Example: Foo x; move(x); Here move(x) should return a type Foo&&. But the argument of move is an expression of type Foo&. So how can the move function deduce the right type?

The first attempt is to use ordinary template argument deduction and use a cast:

template <typename T> T && move(??? x) { return static_cast<T&&>(x); }

But what should go into ???? If we say T x, then T will be deduced as Foo&; if we say T & x, then T = Foo, and if we say T && x, it won't match at all. The second version, T & x, appears to be useful.

But then the function doesn't work on rvalues to begin with (e.g. move(Foo(...)). In this case, we want T && x so that T = Foo and T&& = Foo&& as desired. We could have two overloads, but having multiple overloads is undesirable because it increases complexity needlessly. And finally, if someone were to specify the template paramete explicitly as move<Foo&>(x), the function would never work, because when T = Foo&, then T&& = Foo& as well.

So in comes remove_reference:

template <typename T>
typename std::remove_reference<T>::type && move(T && x)
{
    return static_cast<typename std::remove_reference<T>::type &&>(x);
}

First off, the new reference collapsing rules imply that T is deduces as either Foo& or Foo&& in the two cases. Then, remove_reference strips the reference and gives type Foo in any case, and adding && makes the desired Foo&& return type.

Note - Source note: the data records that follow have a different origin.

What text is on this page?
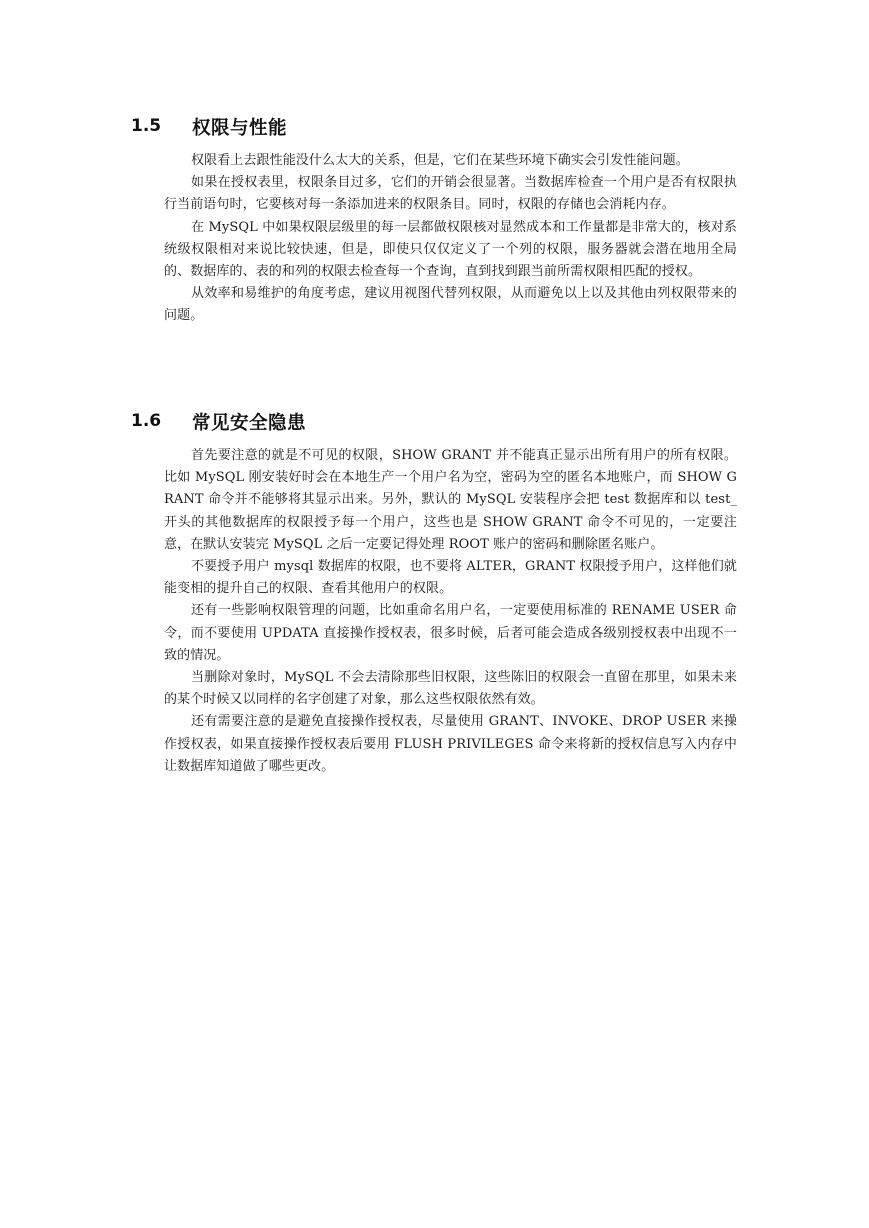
1.5 权限与性能

权限看上去跟性能没什么太大的关系，但是，它们在某些环境下确实会引发性能问题。

如果在授权表里，权限条目过多，它们的开销会很显著。当数据库检查一个用户是否有权限执行当前语句时，它要核对每一条添加进来的权限条目。同时，权限的存储也会消耗内存。

在 MySQL 中如果权限层级里的每一层都做权限核对显然成本和工作量都是非常大的，核对系统级权限相对来说比较快速，但是，即使只仅仅定义了一个列的权限，服务器就会潜在地用全局的、数据库的、表的和列的权限去检查每一个查询，直到找到跟当前所需权限相匹配的授权。

从效率和易维护的角度考虑，建议用视图代替列权限，从而避免以上以及其他由列权限带来的问题。

1.6 常见安全隐患

首先要注意的就是不可见的权限，SHOW GRANT 并不能真正显示出所有用户的所有权限。比如 MySQL 刚安装好时会在本地生产一个用户名为空，密码为空的匿名本地账户，而 SHOW GRANT 命令并不能够将其显示出来。另外，默认的 MySQL 安装程序会把 test 数据库和以 test_开头的其他数据库的权限授予每一个用户，这些也是 SHOW GRANT 命令不可见的，一定要注意，在默认安装完 MySQL 之后一定要记得处理 ROOT 账户的密码和删除匿名账户。

不要授予用户 mysql 数据库的权限，也不要将 ALTER，GRANT 权限授予用户，这样他们就能变相的提升自己的权限、查看其他用户的权限。

还有一些影响权限管理的问题，比如重命名用户名，一定要使用标准的 RENAME USER 命令，而不要使用 UPDATA 直接操作授权表，很多时候，后者可能会造成各级别授权表中出现不一致的情况。

当删除对象时，MySQL 不会去清除那些旧权限，这些陈旧的权限会一直留在那里，如果未来的某个时候又以同样的名字创建了对象，那么这些权限依然有效。

还有需要注意的是避免直接操作授权表，尽量使用 GRANT、INVOKE、DROP USER 来操作授权表，如果直接操作授权表后要用 FLUSH PRIVILEGES 命令来将新的授权信息写入内存中让数据库知道做了哪些更改。
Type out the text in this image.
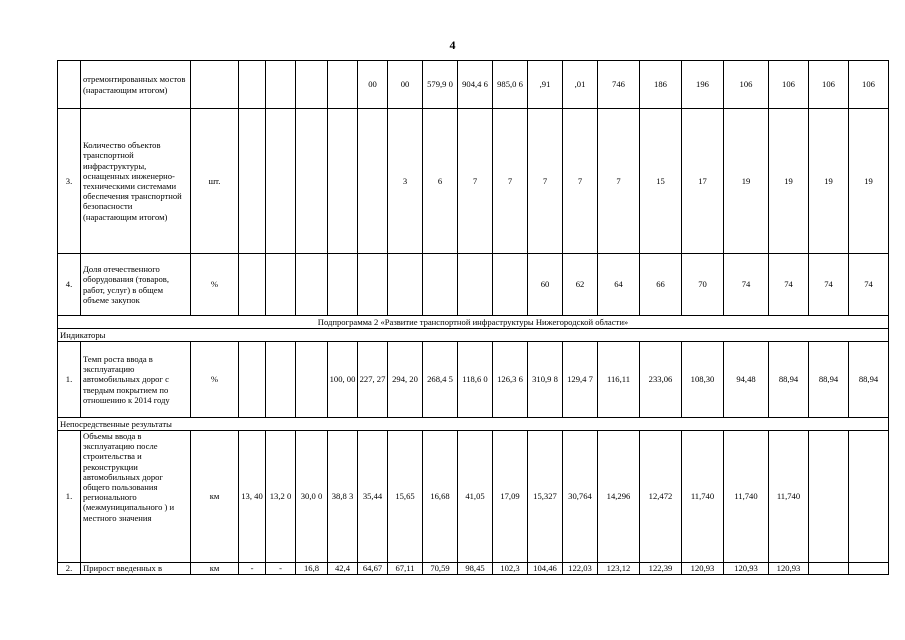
4
	отремонтированных мостов (нарастающим итогом)						00	00	579,9 0	904,4 6	985,0 6	,91	,01	746	186	196	106	106	106	106
3.	Количество объектов транспортной инфраструктуры, оснащенных инженерно-техническими системами обеспечения транспортной безопасности (нарастающим итогом)	шт.						3	6	7	7	7	7	7	15	17	19	19	19	19
4.	Доля отечественного оборудования (товаров, работ, услуг) в общем объеме закупок	%										60	62	64	66	70	74	74	74	74
Подпрограмма 2 «Развитие транспортной инфраструктуры Нижегородской области»																				
Индикаторы																				
1.	Темп роста ввода в эксплуатацию автомобильных дорог с твердым покрытием по отношению к 2014 году	%				100, 00	227, 27	294, 20	268,4 5	118,6 0	126,3 6	310,9 8	129,4 7	116,11	233,06	108,30	94,48	88,94	88,94	88,94
Непосредственные результаты																				
1.	Объемы ввода в эксплуатацию после строительства и реконструкции автомобильных дорог общего пользования регионального (межмуниципального ) и местного значения	км	13, 40	13,2 0	30,0 0	38,8 3	35,44	15,65	16,68	41,05	17,09	15,327	30,764	14,296	12,472	11,740	11,740	11,740		
2.	Прирост введенных в	км	-	-	16,8	42,4	64,67	67,11	70,59	98,45	102,3	104,46	122,03	123,12	122,39	120,93	120,93	120,93		
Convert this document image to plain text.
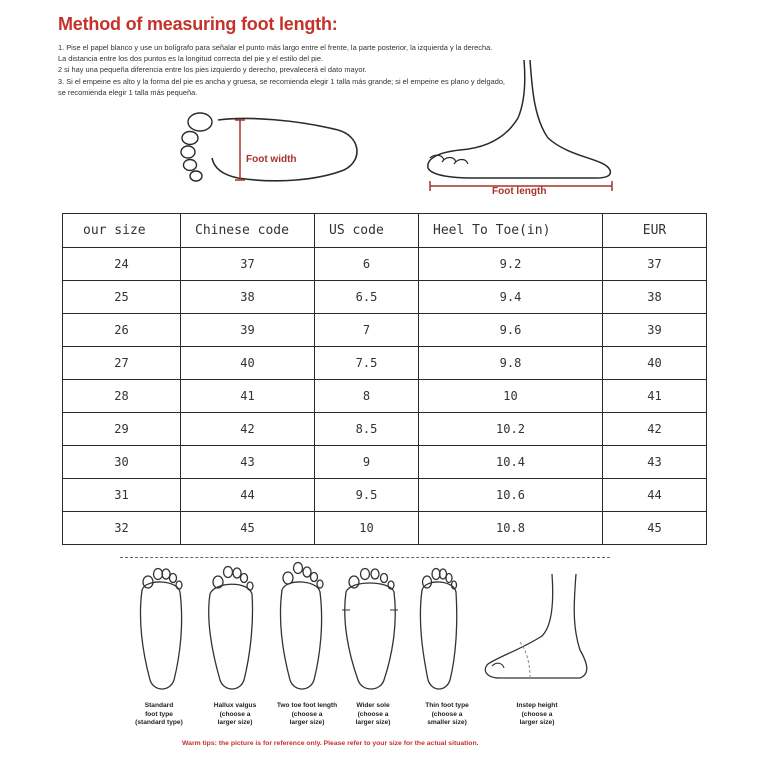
Method of measuring foot length:
1. Pise el papel blanco y use un bolígrafo para señalar el punto más largo entre el frente, la parte posterior, la izquierda y la derecha.
La distancia entre los dos puntos es la longitud correcta del pie y el estilo del pie.
2 si hay una pequeña diferencia entre los pies izquierdo y derecho, prevalecerá el dato mayor.
3. Si el empeine es alto y la forma del pie es ancha y gruesa, se recomienda elegir 1 talla más grande; si el empeine es plano y delgado,
se recomienda elegir 1 talla más pequeña.
Foot width
Foot length
our size	Chinese code	US code	Heel To Toe(in)	EUR
24	37	6	9.2	37
25	38	6.5	9.4	38
26	39	7	9.6	39
27	40	7.5	9.8	40
28	41	8	10	41
29	42	8.5	10.2	42
30	43	9	10.4	43
31	44	9.5	10.6	44
32	45	10	10.8	45
Standard
foot type
(standard type)
Hallux valgus
(choose a
larger size)
Two toe foot length
(choose a
larger size)
Wider sole
(choose a
larger size)
Thin foot type
(choose a
smaller size)
Instep height
(choose a
larger size)
Warm tips: the picture is for reference only. Please refer to your size for the actual situation.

In an oversimplified summary: we need remove_reference because (Foo&)&& is Foo& and not Foo&&. If you ever write template code that needs the base type of a template paramter that could be deduced as either U& or U&&, you can use this model.

Answer 3

template class add_reference has specialization for void, const void and const volatile void because reference of void type (void&) is not allowed. If _Ty& is used, it would generate a compilation error when _Ty = void.